My point is this, chances are the OP can fix the issue with what they already have, without introducing new variables into the mix, and while there can be value in playing with capacitance, it only makes sense to do so, once the guitar is confirmed to be working correctly. I like low capacitance, fairly short cables, sonically. I have tried long, higher capacitance cables as well, and while it makes a difference, generally speaking, it is fairly small. SRV's sound would have been different with a lower capacitance cable, but it would have made far less difference than a cold joint or a short!

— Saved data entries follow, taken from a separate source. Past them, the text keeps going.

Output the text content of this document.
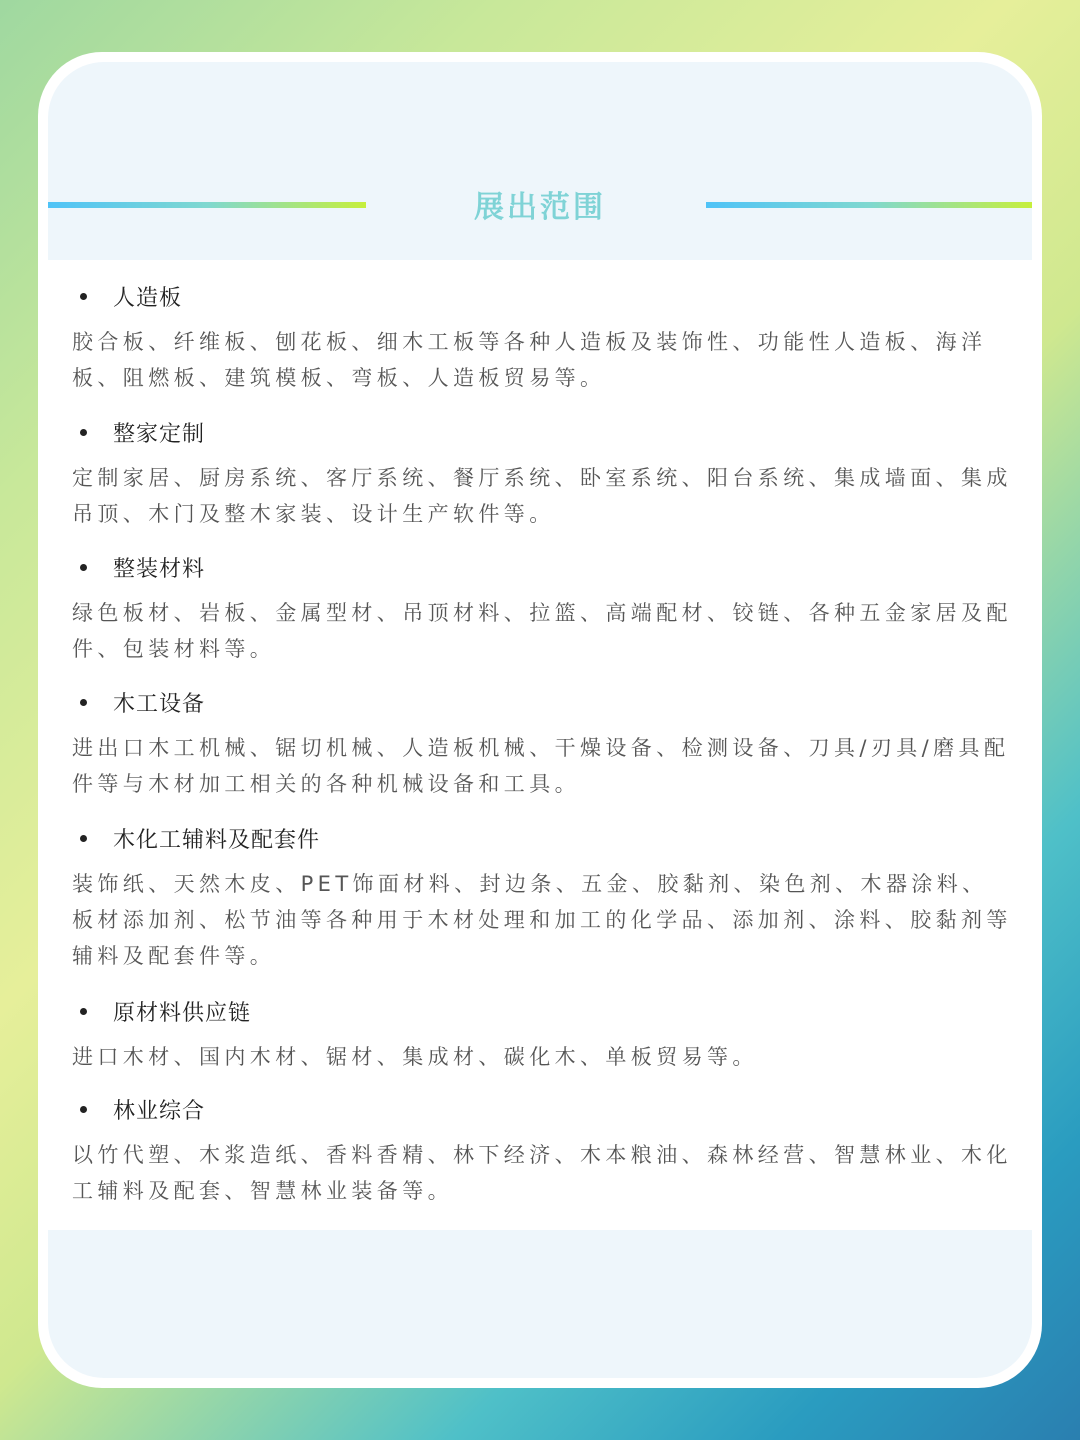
展出范围
人造板
胶合板、纤维板、刨花板、细木工板等各种人造板及装饰性、功能性人造板、海洋板、阻燃板、建筑模板、弯板、人造板贸易等。
整家定制
定制家居、厨房系统、客厅系统、餐厅系统、卧室系统、阳台系统、集成墙面、集成吊顶、木门及整木家装、设计生产软件等。
整装材料
绿色板材、岩板、金属型材、吊顶材料、拉篮、高端配材、铰链、各种五金家居及配件、包装材料等。
木工设备
进出口木工机械、锯切机械、人造板机械、干燥设备、检测设备、刀具/刃具/磨具配件等与木材加工相关的各种机械设备和工具。
木化工辅料及配套件
装饰纸、天然木皮、PET饰面材料、封边条、五金、胶黏剂、染色剂、木器涂料、板材添加剂、松节油等各种用于木材处理和加工的化学品、添加剂、涂料、胶黏剂等辅料及配套件等。
原材料供应链
进口木材、国内木材、锯材、集成材、碳化木、单板贸易等。
林业综合
以竹代塑、木浆造纸、香料香精、林下经济、木本粮油、森林经营、智慧林业、木化工辅料及配套、智慧林业装备等。
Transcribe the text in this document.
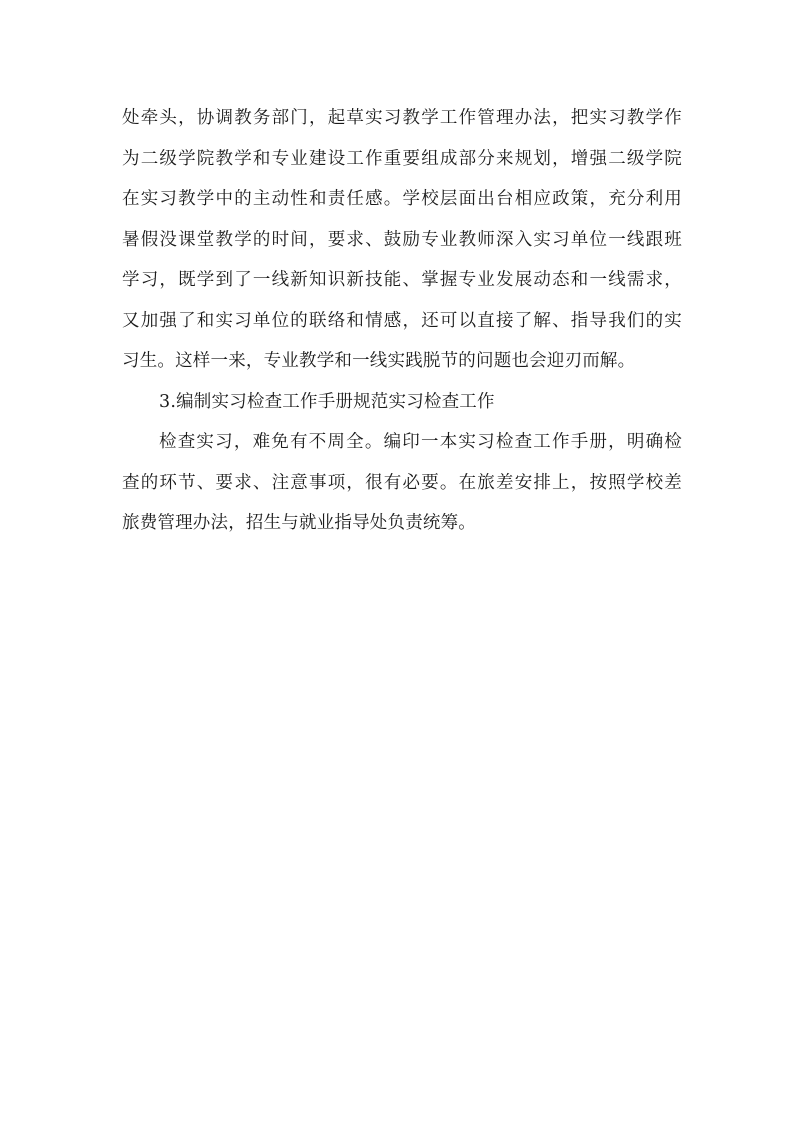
处牵头，协调教务部门，起草实习教学工作管理办法，把实习教学作
为二级学院教学和专业建设工作重要组成部分来规划，增强二级学院
在实习教学中的主动性和责任感。学校层面出台相应政策，充分利用
暑假没课堂教学的时间，要求、鼓励专业教师深入实习单位一线跟班
学习，既学到了一线新知识新技能、掌握专业发展动态和一线需求，
又加强了和实习单位的联络和情感，还可以直接了解、指导我们的实
习生。这样一来，专业教学和一线实践脱节的问题也会迎刃而解。
3.编制实习检查工作手册规范实习检查工作
检查实习，难免有不周全。编印一本实习检查工作手册，明确检
查的环节、要求、注意事项，很有必要。在旅差安排上，按照学校差
旅费管理办法，招生与就业指导处负责统筹。
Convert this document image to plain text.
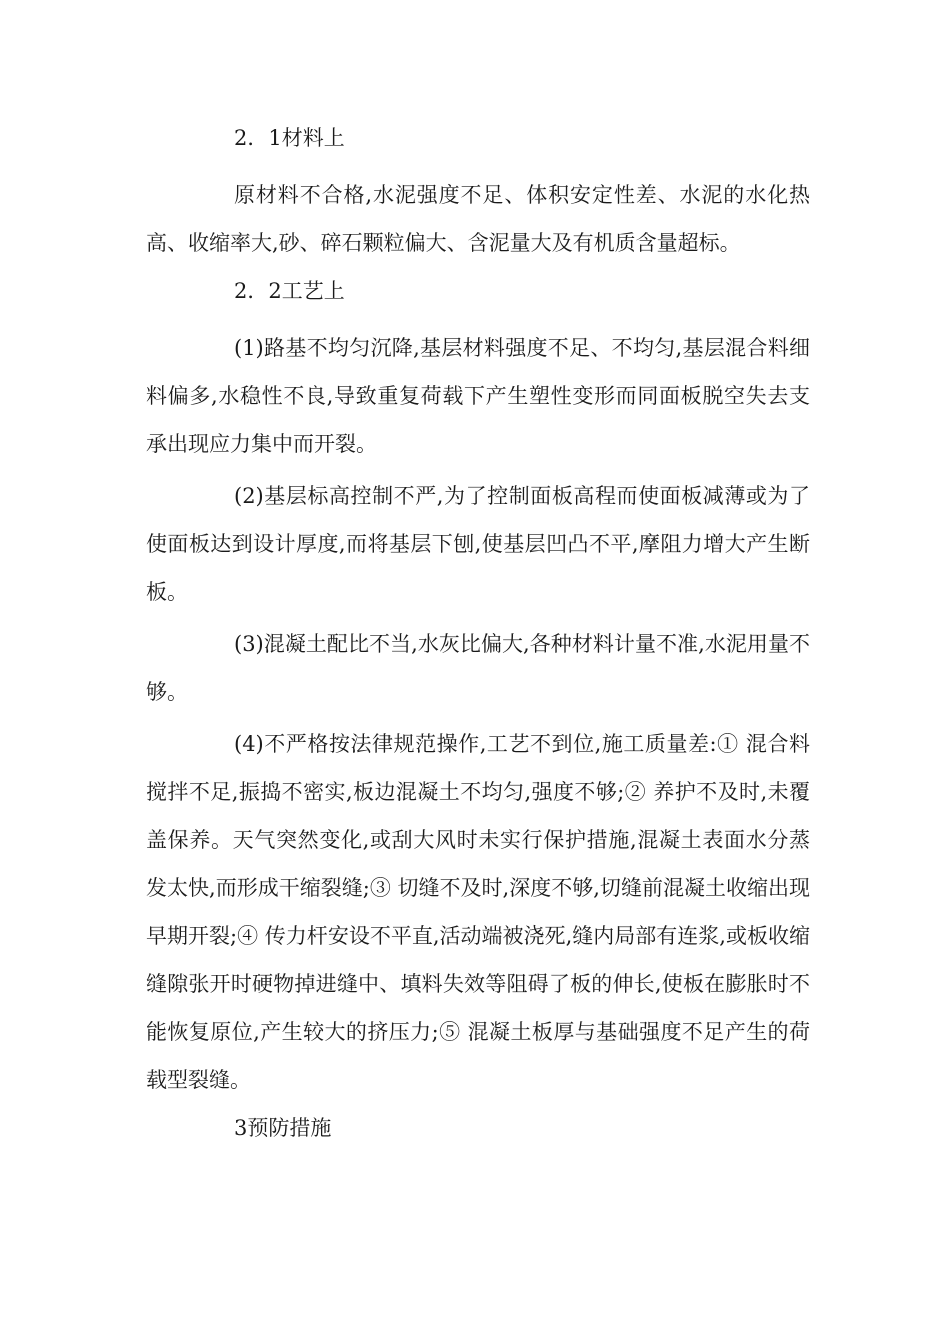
2．1材料上

原材料不合格,水泥强度不足、体积安定性差、水泥的水化热高、收缩率大,砂、碎石颗粒偏大、含泥量大及有机质含量超标。

2．2工艺上

(1)路基不均匀沉降,基层材料强度不足、不均匀,基层混合料细料偏多,水稳性不良,导致重复荷载下产生塑性变形而同面板脱空失去支承出现应力集中而开裂。

(2)基层标高控制不严,为了控制面板高程而使面板减薄或为了使面板达到设计厚度,而将基层下刨,使基层凹凸不平,摩阻力增大产生断板。

(3)混凝土配比不当,水灰比偏大,各种材料计量不准,水泥用量不够。

(4)不严格按法律规范操作,工艺不到位,施工质量差:① 混合料搅拌不足,振捣不密实,板边混凝土不均匀,强度不够;② 养护不及时,未覆盖保养。天气突然变化,或刮大风时未实行保护措施,混凝土表面水分蒸发太快,而形成干缩裂缝;③ 切缝不及时,深度不够,切缝前混凝土收缩出现早期开裂;④ 传力杆安设不平直,活动端被浇死,缝内局部有连浆,或板收缩缝隙张开时硬物掉进缝中、填料失效等阻碍了板的伸长,使板在膨胀时不能恢复原位,产生较大的挤压力;⑤ 混凝土板厚与基础强度不足产生的荷载型裂缝。

3预防措施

As far as phasing, having had phasing issues in the past with pickups that were wired wrong from the factory, you definitely can get that issue there. While there is some filtering that can occur by the parts, this would have occurred with the previous pickups as well. When a new problem appears, you generally look at what was changed, not what remained constant. I am not reading that the body wood or hardware changed. The filtering that would have occurred would be relatively constant.
Having scratch built my first guitar 20 years ago, this whole post comes off as rather odd.
I have never seen a maple bodied squier. I have had many guitars apart, many squiers, and maple would definitely be an odd bird. I have seen piles of poplar, basswood, alder, etc, but never have I seen a maple one. That is not to say they don't exist, but I hardly think they would be the norm. Currently, according to Fender's site, a Squier affinity strat is alder, which is generally not as shrill as maple can be.
I am saying, once it has been confirmed that the guitar is in working order is time to try to deal with the frequency spike. Raising the pickups might well help. Again, a free solution.